The Corner

Now Here’s a Thing

Now here’s a thing.  On the way to the tree house this morning with my breakfast tray (did I mention that recent upgrades to Treehouse 1.0 include a dumb waiter—essential for the citizen who wants to eat brekkie amid the leaves, with birds singing dawn songs all around him as he scarfs down his Quaker Oats)  I saw two rabbits on the lawn. This was not surprising in itself—our neighborhood is infested with the little critters—but what they were doing was so peculiar I had to stop & watch.

First they face off in a sort of tense crouch, about a rabbit’s-length apart.  Then one leaps straight up—dead vertically—in the air, as if a spring was just released.  Then the other does the same.  This drill is then repeated three or four times. but now with some forward movement, as if the jumper was trying to land on top of the other (though this never even comes close to happening).

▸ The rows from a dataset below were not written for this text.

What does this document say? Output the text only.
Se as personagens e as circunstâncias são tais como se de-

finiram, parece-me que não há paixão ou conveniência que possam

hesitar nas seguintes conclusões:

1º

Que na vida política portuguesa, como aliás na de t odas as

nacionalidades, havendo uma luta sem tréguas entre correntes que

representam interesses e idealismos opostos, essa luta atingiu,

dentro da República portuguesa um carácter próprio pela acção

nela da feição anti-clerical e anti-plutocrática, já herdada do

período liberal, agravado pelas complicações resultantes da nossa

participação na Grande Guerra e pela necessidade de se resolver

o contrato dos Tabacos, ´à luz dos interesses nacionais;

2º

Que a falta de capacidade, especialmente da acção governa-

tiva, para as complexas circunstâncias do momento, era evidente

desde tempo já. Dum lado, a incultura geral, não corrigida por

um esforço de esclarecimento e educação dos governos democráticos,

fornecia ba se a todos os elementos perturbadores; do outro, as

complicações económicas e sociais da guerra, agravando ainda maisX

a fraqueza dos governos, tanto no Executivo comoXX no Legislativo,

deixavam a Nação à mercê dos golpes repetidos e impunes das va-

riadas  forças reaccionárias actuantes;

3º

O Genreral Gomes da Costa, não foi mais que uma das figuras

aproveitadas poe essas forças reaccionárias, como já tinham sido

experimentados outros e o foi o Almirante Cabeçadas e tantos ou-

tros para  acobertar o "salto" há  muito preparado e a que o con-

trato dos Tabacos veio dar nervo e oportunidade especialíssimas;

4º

After a couple of rounds, I notice something odd and probably icky. At the apogee of the second or third jump, a cloud of fine mist is briefly visible beneath the jumper, apparently sprayed out from his underside.

Courtship?  Fighting?  Territorial marking?  Bunny Olympics?  Or what? I don’t remember anything like this from Watership Down.What’s going on?

John Derbyshire — Mr. Derbyshire is a former contributing editor of National Review.